WInspector developed robotic shearography for wind turbine blades; TankRob addressed petrochemical storage tank inspection; RiserSure assessed flexible risers for offshore installations.
SolarSharc (coordinator) developed durable self-cleaning coatings for solar panels to improve PV energy generation.
ISOPREP used ionic solvents for polypropylene recycling with low emissions; NOBILIS developed biobased infrastructure materials.
In the early H2020 period (2015–2018), LSBU focused on energy systems — cryogenic storage (CryoHub), solar coatings (SolarSharc), and 5G wireless networks (SONNET) — alongside industrial inspection tools for wind, oil/gas, and petrochemical sectors. From 2019 onward, a clear pivot emerged toward bio-based and sustainable infrastructure: biocementation for railways (BioRail), biobased construction materials (NOBILIS), polypropylene recycling (ISOPREP), and food-chain emissions reduction (ENOUGH). The university has been steadily moving from energy hardware toward green materials and decarbonized infrastructure.
LSBU is building a distinct niche at the intersection of biotechnology and civil infrastructure, making them a strong partner for green construction and transport decarbonization projects post-2025.
LSBU plays both roles effectively — coordinating 6 of 18 projects (33%), which is high for a mid-sized university. Their coordinated projects tend to be smaller MSCA-RISE exchanges and focused Innovation Actions, while they join larger consortia as a specialist contributor. With 111 unique partners across 25 countries, they build wide networks rather than repeating the same partnerships, suggesting openness to new collaborators and flexibility in consortium formation.
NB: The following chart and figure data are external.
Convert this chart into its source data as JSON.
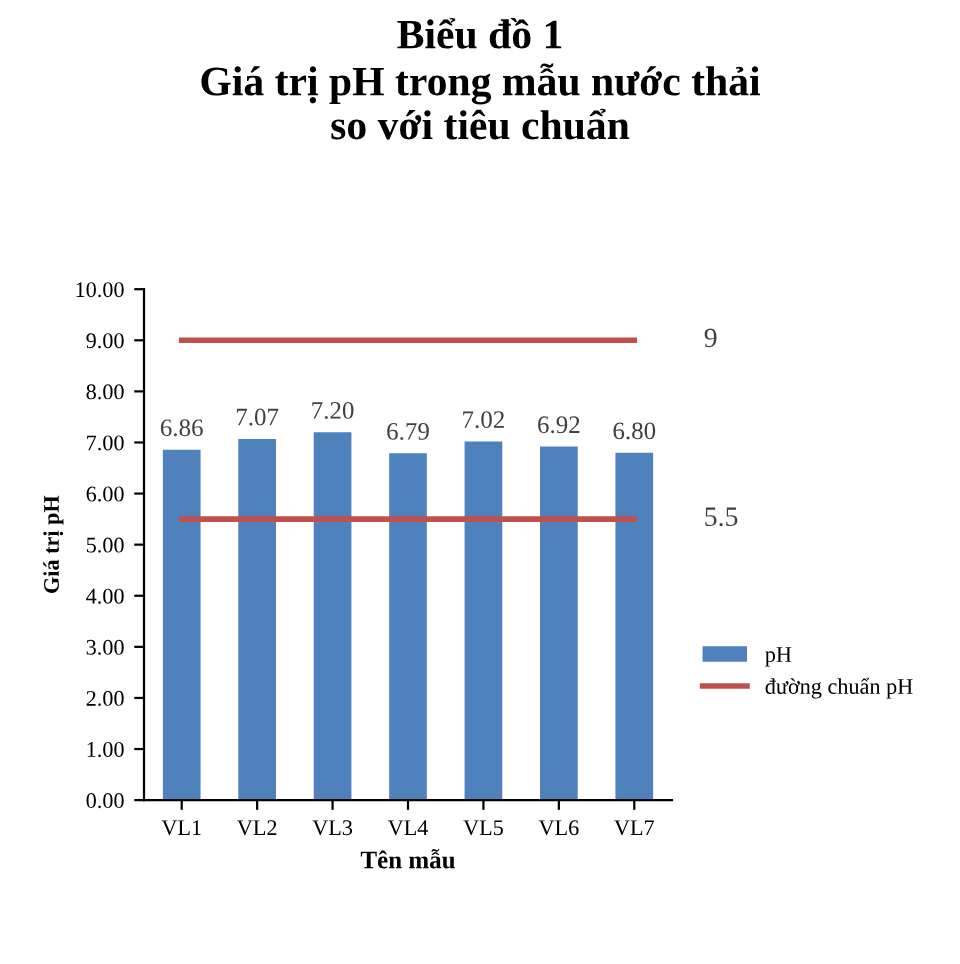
{
  "chart_data": {
    "type": "bar",
    "title": "Biểu đồ 1\nGiá trị pH trong mẫu nước thải\nso với tiêu chuẩn",
    "xlabel": "Tên mẫu",
    "ylabel": "Giá trị pH",
    "categories": [
      "VL1",
      "VL2",
      "VL3",
      "VL4",
      "VL5",
      "VL6",
      "VL7"
    ],
    "series": [
      {
        "name": "pH",
        "color": "#4f81bd",
        "values": [
          6.86,
          7.07,
          7.2,
          6.79,
          7.02,
          6.92,
          6.8
        ],
        "value_labels": [
          "6.86",
          "7.07",
          "7.20",
          "6.79",
          "7.02",
          "6.92",
          "6.80"
        ]
      },
      {
        "name": "đường chuẩn pH",
        "type": "line",
        "color": "#c0504d",
        "values": [
          9,
          9,
          9,
          9,
          9,
          9,
          9
        ]
      },
      {
        "type": "line",
        "color": "#c0504d",
        "values": [
          5.5,
          5.5,
          5.5,
          5.5,
          5.5,
          5.5,
          5.5
        ]
      }
    ],
    "annotations": [
      {
        "text": "9",
        "x": "VL7",
        "y": 9
      },
      {
        "text": "5.5",
        "x": "VL7",
        "y": 5.5
      }
    ],
    "ylim": [
      0,
      10
    ],
    "yticks": [
      {
        "value": 0,
        "label": "0.00"
      },
      {
        "value": 1,
        "label": "1.00"
      },
      {
        "value": 2,
        "label": "2.00"
      },
      {
        "value": 3,
        "label": "3.00"
      },
      {
        "value": 4,
        "label": "4.00"
      },
      {
        "value": 5,
        "label": "5.00"
      },
      {
        "value": 6,
        "label": "6.00"
      },
      {
        "value": 7,
        "label": "7.00"
      },
      {
        "value": 8,
        "label": "8.00"
      },
      {
        "value": 9,
        "label": "9.00"
      },
      {
        "value": 10,
        "label": "10.00"
      }
    ],
    "grid": false,
    "legend": "right"
  }
}
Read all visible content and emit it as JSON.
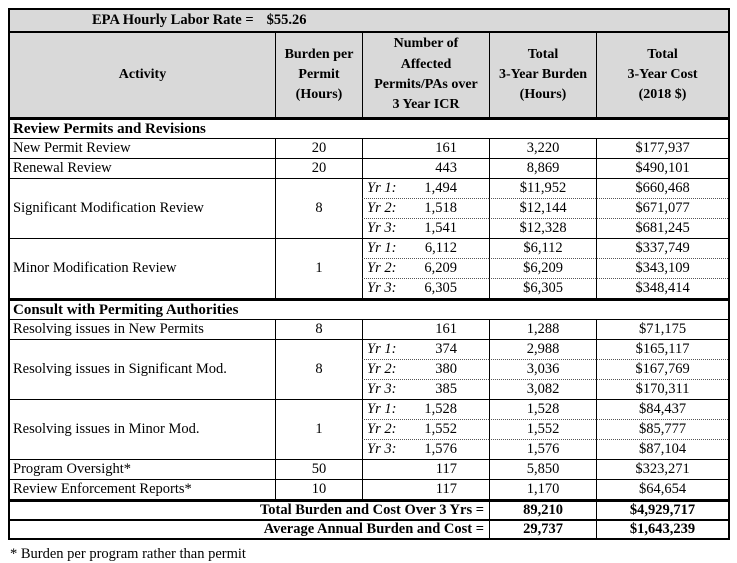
{
  "table": {
    "header_background": "#d9d9d9",
    "rate_label": "EPA Hourly Labor Rate =",
    "rate_value": "$55.26",
    "columns": [
      "Activity",
      "Burden per\nPermit\n(Hours)",
      "Number of\nAffected\nPermits/PAs over\n3 Year ICR",
      "Total\n3-Year Burden\n(Hours)",
      "Total\n3-Year Cost\n(2018 $)"
    ],
    "rows": [
      {
        "type": "section",
        "label": "Review Permits and Revisions"
      },
      {
        "type": "simple",
        "activity": "New Permit Review",
        "burden": "20",
        "permits": "161",
        "total_burden": "3,220",
        "total_cost": "$177,937"
      },
      {
        "type": "simple",
        "activity": "Renewal Review",
        "burden": "20",
        "permits": "443",
        "total_burden": "8,869",
        "total_cost": "$490,101"
      },
      {
        "type": "group",
        "activity": "Significant Modification Review",
        "burden": "8",
        "years": [
          {
            "label": "Yr 1:",
            "permits": "1,494",
            "total_burden": "$11,952",
            "total_cost": "$660,468"
          },
          {
            "label": "Yr 2:",
            "permits": "1,518",
            "total_burden": "$12,144",
            "total_cost": "$671,077"
          },
          {
            "label": "Yr 3:",
            "permits": "1,541",
            "total_burden": "$12,328",
            "total_cost": "$681,245"
          }
        ]
      },
      {
        "type": "group",
        "activity": "Minor Modification Review",
        "burden": "1",
        "years": [
          {
            "label": "Yr 1:",
            "permits": "6,112",
            "total_burden": "$6,112",
            "total_cost": "$337,749"
          },
          {
            "label": "Yr 2:",
            "permits": "6,209",
            "total_burden": "$6,209",
            "total_cost": "$343,109"
          },
          {
            "label": "Yr 3:",
            "permits": "6,305",
            "total_burden": "$6,305",
            "total_cost": "$348,414"
          }
        ]
      },
      {
        "type": "section",
        "label": "Consult with Permiting Authorities"
      },
      {
        "type": "simple",
        "activity": "Resolving issues in New Permits",
        "burden": "8",
        "permits": "161",
        "total_burden": "1,288",
        "total_cost": "$71,175"
      },
      {
        "type": "group",
        "activity": "Resolving issues in Significant Mod.",
        "burden": "8",
        "years": [
          {
            "label": "Yr 1:",
            "permits": "374",
            "total_burden": "2,988",
            "total_cost": "$165,117"
          },
          {
            "label": "Yr 2:",
            "permits": "380",
            "total_burden": "3,036",
            "total_cost": "$167,769"
          },
          {
            "label": "Yr 3:",
            "permits": "385",
            "total_burden": "3,082",
            "total_cost": "$170,311"
          }
        ]
      },
      {
        "type": "group",
        "activity": "Resolving issues in Minor Mod.",
        "burden": "1",
        "years": [
          {
            "label": "Yr 1:",
            "permits": "1,528",
            "total_burden": "1,528",
            "total_cost": "$84,437"
          },
          {
            "label": "Yr 2:",
            "permits": "1,552",
            "total_burden": "1,552",
            "total_cost": "$85,777"
          },
          {
            "label": "Yr 3:",
            "permits": "1,576",
            "total_burden": "1,576",
            "total_cost": "$87,104"
          }
        ]
      },
      {
        "type": "simple",
        "activity": "Program Oversight*",
        "burden": "50",
        "permits": "117",
        "total_burden": "5,850",
        "total_cost": "$323,271"
      },
      {
        "type": "simple",
        "activity": "Review Enforcement Reports*",
        "burden": "10",
        "permits": "117",
        "total_burden": "1,170",
        "total_cost": "$64,654"
      },
      {
        "type": "summary",
        "label": "Total Burden and Cost Over 3 Yrs =",
        "total_burden": "89,210",
        "total_cost": "$4,929,717"
      },
      {
        "type": "summary",
        "label": "Average Annual Burden and Cost  =",
        "total_burden": "29,737",
        "total_cost": "$1,643,239"
      }
    ],
    "footnote": "* Burden per program rather than permit"
  }
}
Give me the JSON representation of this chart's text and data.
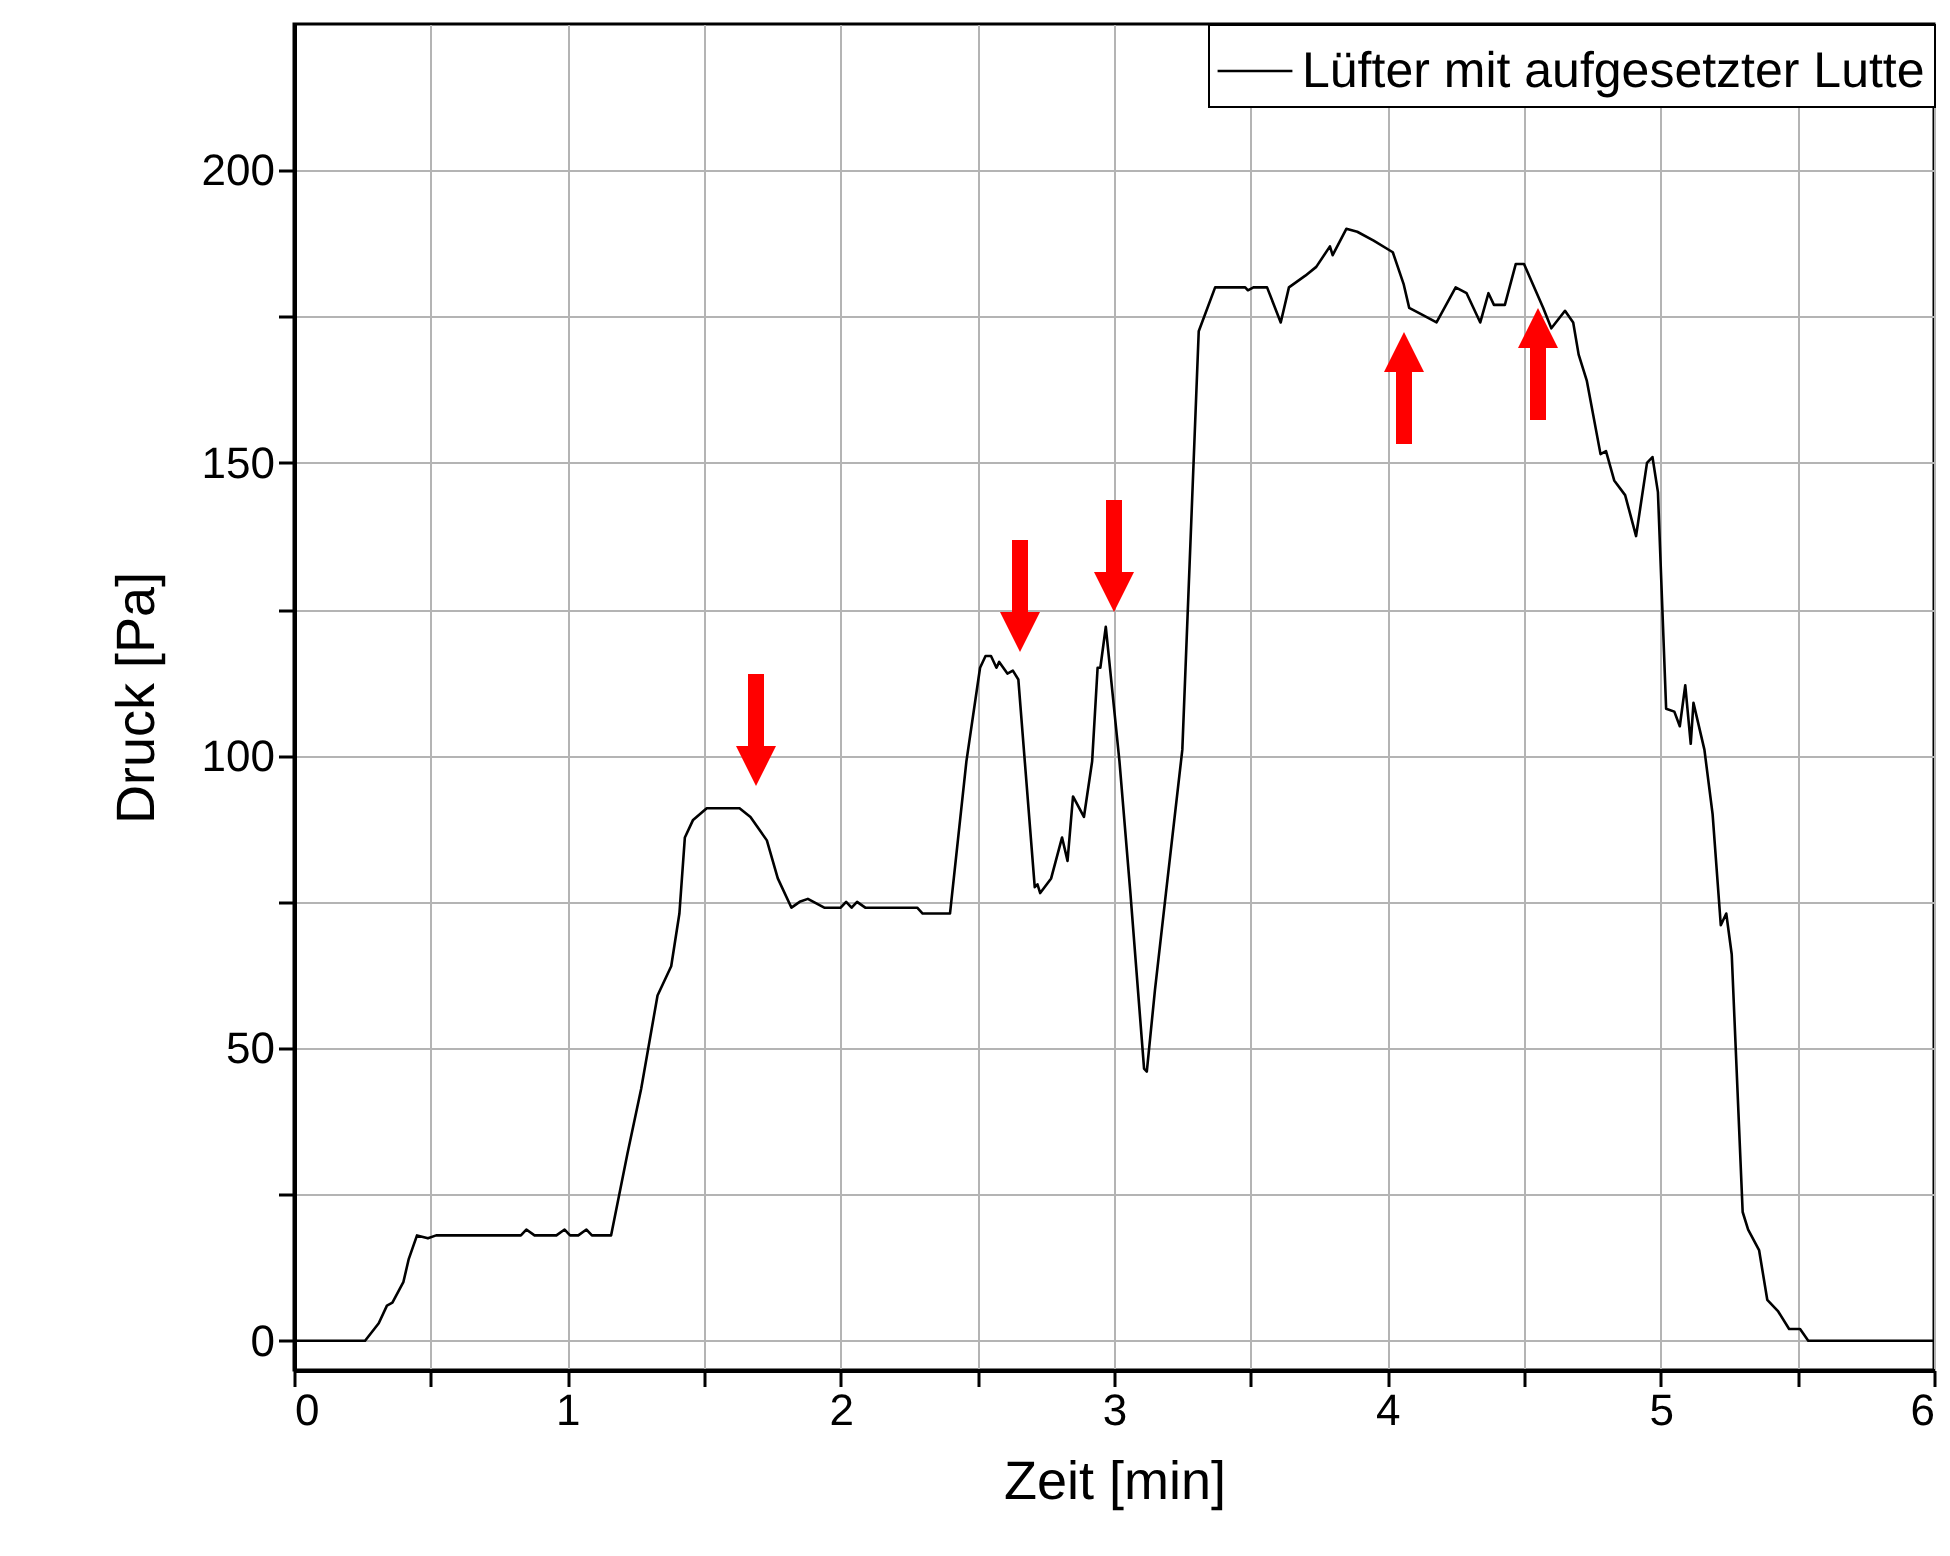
{
  "chart_data": {
    "type": "line",
    "xlabel": "Zeit [min]",
    "ylabel": "Druck [Pa]",
    "xlim": [
      0,
      6
    ],
    "ylim": [
      -5,
      225
    ],
    "xticks": [
      0,
      {
        "value": 0.5,
        "label": null
      },
      1,
      {
        "value": 1.5,
        "label": null
      },
      2,
      {
        "value": 2.5,
        "label": null
      },
      3,
      {
        "value": 3.5,
        "label": null
      },
      4,
      {
        "value": 4.5,
        "label": null
      },
      5,
      {
        "value": 5.5,
        "label": null
      },
      6
    ],
    "yticks": [
      0,
      {
        "value": 25,
        "label": null
      },
      50,
      {
        "value": 75,
        "label": null
      },
      100,
      {
        "value": 125,
        "label": null
      },
      150,
      {
        "value": 175,
        "label": null
      },
      200
    ],
    "grid": true,
    "legend": "top right",
    "line_style": "solid",
    "series": [
      {
        "name": "Lüfter mit aufgesetzter Lutte",
        "color": "#000000",
        "x": [
          0,
          0.26,
          0.31,
          0.34,
          0.36,
          0.4,
          0.42,
          0.45,
          0.49,
          0.52,
          0.83,
          0.85,
          0.88,
          0.96,
          0.99,
          1.01,
          1.04,
          1.07,
          1.09,
          1.16,
          1.22,
          1.27,
          1.33,
          1.38,
          1.41,
          1.43,
          1.46,
          1.51,
          1.63,
          1.67,
          1.73,
          1.77,
          1.82,
          1.85,
          1.88,
          1.94,
          2.0,
          2.02,
          2.04,
          2.06,
          2.09,
          2.28,
          2.3,
          2.4,
          2.46,
          2.51,
          2.53,
          2.55,
          2.57,
          2.58,
          2.61,
          2.63,
          2.65,
          2.71,
          2.72,
          2.73,
          2.77,
          2.81,
          2.83,
          2.85,
          2.89,
          2.92,
          2.94,
          2.95,
          2.97,
          3.02,
          3.06,
          3.11,
          3.12,
          3.15,
          3.19,
          3.25,
          3.31,
          3.37,
          3.48,
          3.49,
          3.51,
          3.56,
          3.61,
          3.64,
          3.7,
          3.74,
          3.79,
          3.8,
          3.85,
          3.89,
          3.95,
          4.02,
          4.06,
          4.08,
          4.12,
          4.18,
          4.25,
          4.29,
          4.34,
          4.37,
          4.39,
          4.43,
          4.47,
          4.5,
          4.57,
          4.6,
          4.65,
          4.68,
          4.7,
          4.73,
          4.78,
          4.8,
          4.83,
          4.87,
          4.91,
          4.95,
          4.97,
          4.99,
          5.02,
          5.05,
          5.07,
          5.09,
          5.11,
          5.12,
          5.16,
          5.19,
          5.22,
          5.24,
          5.26,
          5.3,
          5.32,
          5.36,
          5.39,
          5.43,
          5.47,
          5.51,
          5.54,
          6
        ],
        "values": [
          0,
          0,
          3,
          6,
          6.5,
          10,
          14,
          18,
          17.5,
          18,
          18,
          19,
          18,
          18,
          19,
          18,
          18,
          19,
          18,
          18,
          32,
          43,
          59,
          64,
          73,
          86,
          89,
          91,
          91,
          89.5,
          85.5,
          79,
          74,
          75,
          75.5,
          74,
          74,
          75,
          74,
          75,
          74,
          74,
          73,
          73,
          99,
          115,
          117,
          117,
          115,
          116,
          114,
          114.5,
          113,
          77.5,
          78,
          76.5,
          79,
          86,
          82,
          93,
          89.5,
          99,
          115,
          115,
          122,
          99,
          76.5,
          46.5,
          46,
          60,
          76.5,
          101,
          172.5,
          180,
          180,
          179.5,
          180,
          180,
          174,
          180,
          182,
          183.5,
          187,
          185.5,
          190,
          189.5,
          188,
          186,
          180.5,
          176.5,
          175.5,
          174,
          180,
          179,
          174,
          179,
          177,
          177,
          184,
          184,
          176.5,
          173,
          176,
          174,
          168.5,
          164,
          151.5,
          152,
          147,
          144.5,
          137.5,
          150,
          151,
          145,
          108,
          107.5,
          105,
          112,
          102,
          109,
          101,
          90,
          71,
          73,
          66,
          22,
          19,
          15.5,
          7,
          5,
          2,
          2,
          0,
          0
        ]
      }
    ]
  }
}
LSBU has collaborated with 111 distinct partners across 25 countries, indicating a broad European network without heavy concentration in any single region. Their coordination of MSCA-RISE projects (mobility schemes) further extends their reach to non-EU research institutions.
LSBU occupies an unusual niche combining cryogenic energy expertise with bio-based geotechnical engineering — a combination rarely found in a single institution. Their applied research orientation means outputs are closer to market than typical university projects, evidenced by their heavy use of Innovation Actions (8 of 18 projects). For consortium builders, LSBU offers a UK partner with genuine interdisciplinary range — from wearable health sensors to railway biocementation — and a track record of coordinating effectively at modest budgets.